もこみちに連れられてやってきた店は、薄暗い照明の灯る小洒落たダイニングバーだった。
個室に入り、もこみちは早速二人分の酒を頼む。
「もこちゃん、俺、酒は…」
「いいじゃん。二十歳になったんだろ。お祝いしようよ、せっかくだし」
「…うん」
運ばれて来たカクテルで乾杯し、いつものように互いの仕事の話で盛り上がる。
暫くして、意外な話題が持ち上がった。
「でさ、そいつゲイなんだけどさ」
もこみちの言葉に、徹平は何故か過敏に反応してしまった。
「え、もこちゃんゲイの友達いるの?」
もこみちはその反応に軽く驚いた。
その返事を待つことなく、徹平は問い続ける。
「どんな感じ?」
「どんなって?」
「その…もこちゃん的に、ええと」
「恋愛対象として意識されてるかって?」
「そ、そう」
言いづらかった言葉があっさりと相手の口から発せられ、徹平は少し焦った。
「なんで?」
「ああ、ちょっと気になっただけやから、別に嫌なら言わんでもええよ」
「気になるの?」
もこみちの口調が、少し変わった。
笑みを含んでいるようで、それが徹平の焦りを煽る。
「ええと、ほらもこちゃんてそっちの方にもモテそうだからさ、もし好きになられたらどんな感じかなあ、なんて」
「…うん、悪い気はしない」
「…え。
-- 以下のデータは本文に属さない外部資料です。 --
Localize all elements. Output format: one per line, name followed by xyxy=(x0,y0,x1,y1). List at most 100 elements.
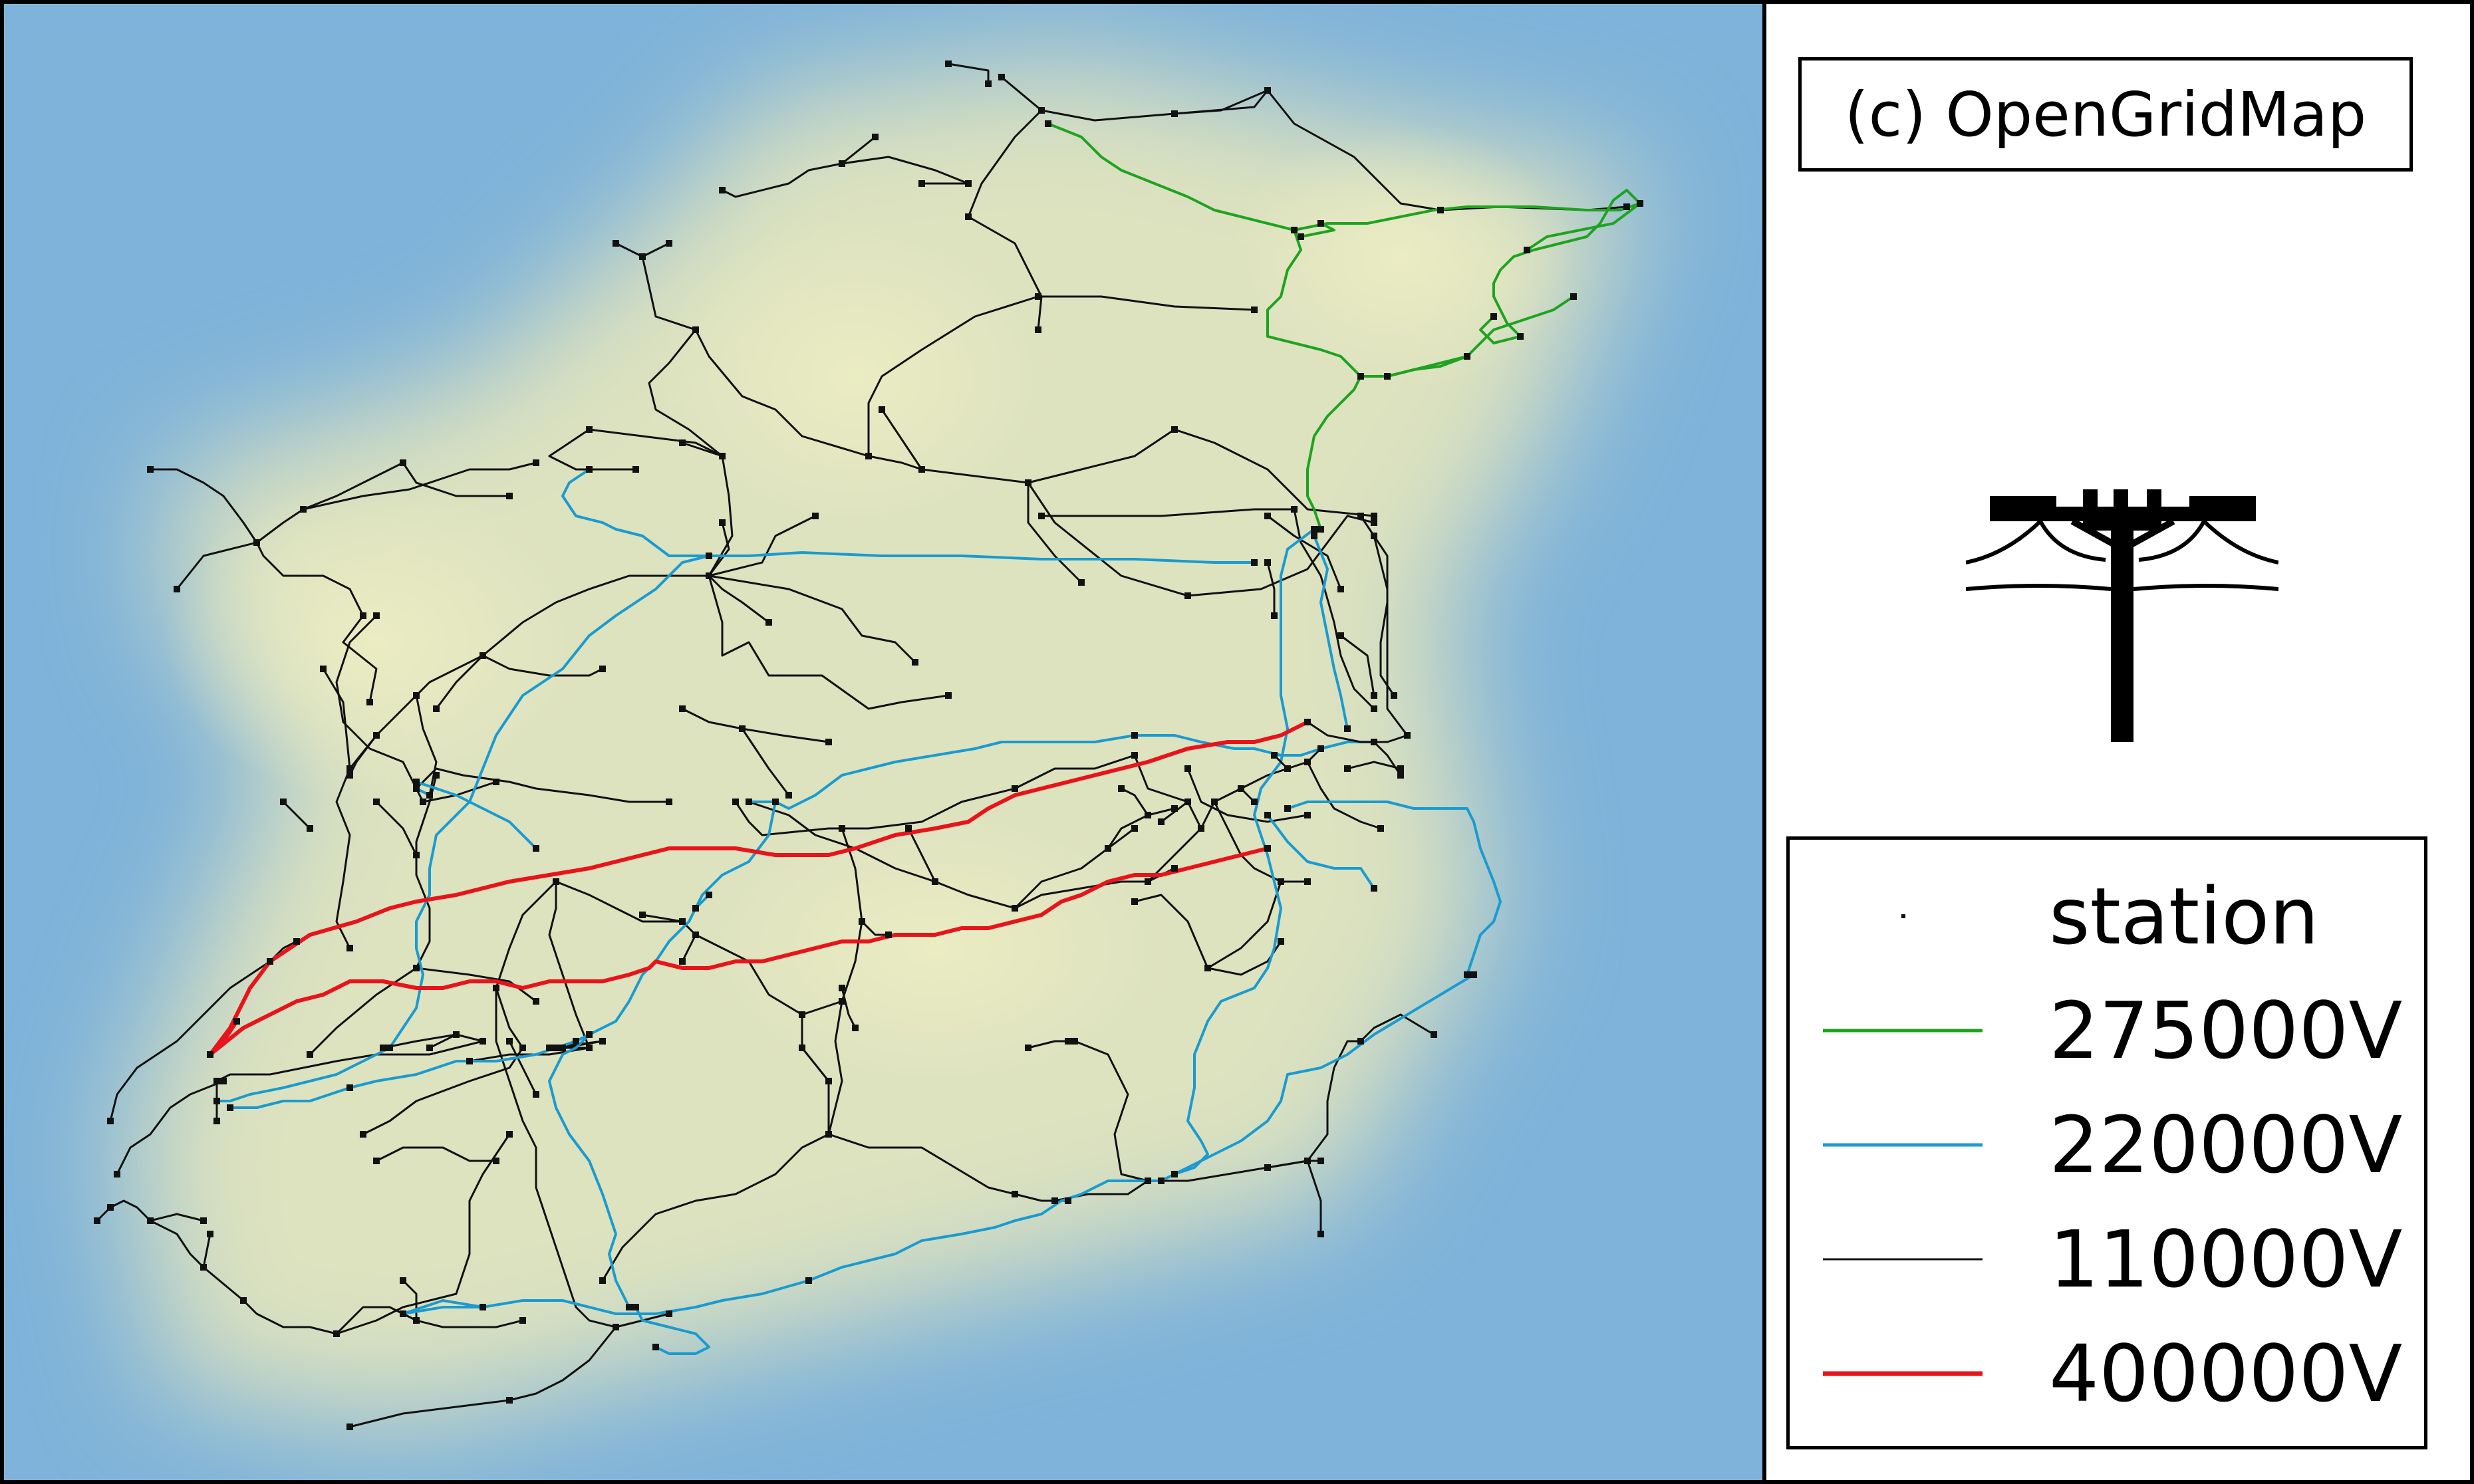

」
軽い驚きに、間抜けな声が漏れた。その顔が、心なしか嬉しそうな表情を浮かべていたことに、本人は気付いていない。
「そうなんや」
「人によるけどね」
「そりゃね」
もこみちが、くすりと笑った。
「徹ちゃんだったら普通にありだけど」
ドキリ、と心臓が跳ねた。あからさまに動揺が顔に出ている。
何か、何か言わなくては。
「じょ、冗談」
「徹ちゃんなら、分かると思うよ。この気持ち」
「な、何言うてんのもこちゃん。俺、そういうの、ちゃうし」
もこみちは、大げさな身振りで否定する徹平から視線をはずした。
そして席を立ち上がると、徹平の横に腰を降ろした。
「おもいっきり慌ててるじゃん。徹ちゃんてすぐ顔に出るよね」
徹平の顎に手をかけ、ぐいと自分の顔に向ける。
「かわいい」
徹平はすぐに顔をそらした。
「も、もこちゃん、酔っ払ってんの?」
「全然」
もこみちは再び徹平の顔を自分に向けると、すかさず唇を重ねた。